Driver Background Check Overview for CDL Hiring

CDL driver hiring involves several types of background verification: MVR (motor vehicle record), Clearinghouse query, PSP (Pre-Employment Screening Program), and previous employer safety history inquiries. This page explains each and when it is required vs. optional.

Last updated: June 1, 2026

Motor Vehicle Record (MVR) — required

An initial MVR from each state where the driver was licensed in the past 3 years is a federal requirement under 49 CFR 391.23. It shows the driver's licensing history, violations, accidents, and CDL endorsements/restrictions in that state.

FMCSA Clearinghouse query — required

A full pre-employment Clearinghouse query is required before a CDL driver operates a CMV. It reveals drug and alcohol violations in the FMCSA database. Required since January 6, 2020.

PSP (Pre-Employment Screening Program) — optional but common

The FMCSA PSP report shows crash and inspection history from FMCSA's Motor Carrier Management Information System (MCMIS). PSP is optional — it is not required by regulation, but many carriers use it as part of their hiring screening. Drivers must consent to a PSP query.
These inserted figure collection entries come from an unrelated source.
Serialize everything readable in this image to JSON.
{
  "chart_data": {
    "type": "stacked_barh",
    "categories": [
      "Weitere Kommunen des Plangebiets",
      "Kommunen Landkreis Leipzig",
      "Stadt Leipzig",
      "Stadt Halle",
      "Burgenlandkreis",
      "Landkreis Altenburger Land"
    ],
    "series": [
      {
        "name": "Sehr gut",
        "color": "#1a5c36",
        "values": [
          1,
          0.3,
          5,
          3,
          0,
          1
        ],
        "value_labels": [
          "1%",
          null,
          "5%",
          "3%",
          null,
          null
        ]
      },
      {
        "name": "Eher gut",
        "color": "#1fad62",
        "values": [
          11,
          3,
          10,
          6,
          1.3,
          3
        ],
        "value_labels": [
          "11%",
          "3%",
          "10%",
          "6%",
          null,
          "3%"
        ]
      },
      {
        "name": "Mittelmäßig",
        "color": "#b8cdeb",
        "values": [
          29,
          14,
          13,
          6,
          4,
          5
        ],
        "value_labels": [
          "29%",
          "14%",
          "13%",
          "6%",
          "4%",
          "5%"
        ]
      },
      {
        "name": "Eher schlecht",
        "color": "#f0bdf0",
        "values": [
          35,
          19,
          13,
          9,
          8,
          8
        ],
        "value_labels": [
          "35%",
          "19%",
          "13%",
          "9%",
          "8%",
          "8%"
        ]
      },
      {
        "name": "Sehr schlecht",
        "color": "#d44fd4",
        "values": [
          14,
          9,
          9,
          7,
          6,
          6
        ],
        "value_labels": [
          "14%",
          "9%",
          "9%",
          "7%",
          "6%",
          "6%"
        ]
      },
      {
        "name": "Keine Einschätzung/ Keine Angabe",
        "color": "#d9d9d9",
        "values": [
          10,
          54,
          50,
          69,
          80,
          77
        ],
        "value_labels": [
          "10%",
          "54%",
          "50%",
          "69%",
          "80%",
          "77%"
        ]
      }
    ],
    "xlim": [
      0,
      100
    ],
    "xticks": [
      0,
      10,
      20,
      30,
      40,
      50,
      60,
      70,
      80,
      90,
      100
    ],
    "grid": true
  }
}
Previous employer safety history inquiries — required

Written inquiries to previous DOT-regulated employers covering the past 3 years are required under 49 CFR 391.23. These are separate from MVR checks and cover safety performance information that may not appear on an MVR.

What each check covers — and what it misses

Each tool covers different data. The MVR shows state-recorded violations and license actions, but only what the state has posted — which can lag by weeks or months. The Clearinghouse covers federal drug and alcohol violations recorded since January 6, 2020. PSP shows federal crash and inspection history for the past 5 and 3 years, respectively, but is voluntary and costs a fee per query. Previous employer inquiries surface safety performance information from prior DOT-regulated jobs — things that may not appear on any public record. A carrier that only runs one of these tools has an incomplete picture.

PSP in more detail — what makes it useful

A PSP report can show crashes that were not prosecuted in court and inspection violations that never made it onto the state MVR. A driver who was involved in three crashes in two years might have a clean MVR if they were not ticketed in those incidents. PSP captures the crash regardless. For carriers where safety history matters — hazmat, passenger, dedicated fleets — PSP adds meaningful pre-employment data. The driver must consent to the query through FMCSA's PSP Online portal before the carrier can access it.

Documenting all checks — what goes in the DQ file

The initial MVR, the Clearinghouse query result, any PSP report obtained, previous employer inquiry letters and responses, and the pre-employment drug test result all belong in the driver's DQ file. Keep them organized from day one. FMCSA compliance reviewers will ask to see the file for a sample of drivers, including recently hired ones, and they will look for evidence that each required check was conducted and documented before the driver's first dispatch.

Frequently Asked Questions

Is PSP required or optional?

PSP is voluntary — no regulation requires carriers to run it. However, many carriers use it as part of thorough pre-employment screening because it surfaces federal crash and inspection data that MVR and Clearinghouse do not show.

What if a driver refuses to consent to a PSP query?

Drivers can decline PSP consent. Carriers may choose to decline to hire a driver who refuses, or they may proceed without the PSP data. The carrier's hiring policy determines how PSP refusals are handled.

How far back does PSP go?

PSP reports contain FMCSA crash data for the past 5 years and roadside inspection data for the past 3 years. State MVR records go back further depending on the state — typically 3 to 10 years for serious violations — and the two records cover different types of events. A complete pre-employment picture requires both.

Editorial notice: This page is an educational resource. CDL List is not affiliated with FMCSA, any state DMV, or any CDL school. Content is for general informational purposes only and does not constitute legal, tax, or medical advice. Always verify current requirements with the relevant federal or state agency before taking action.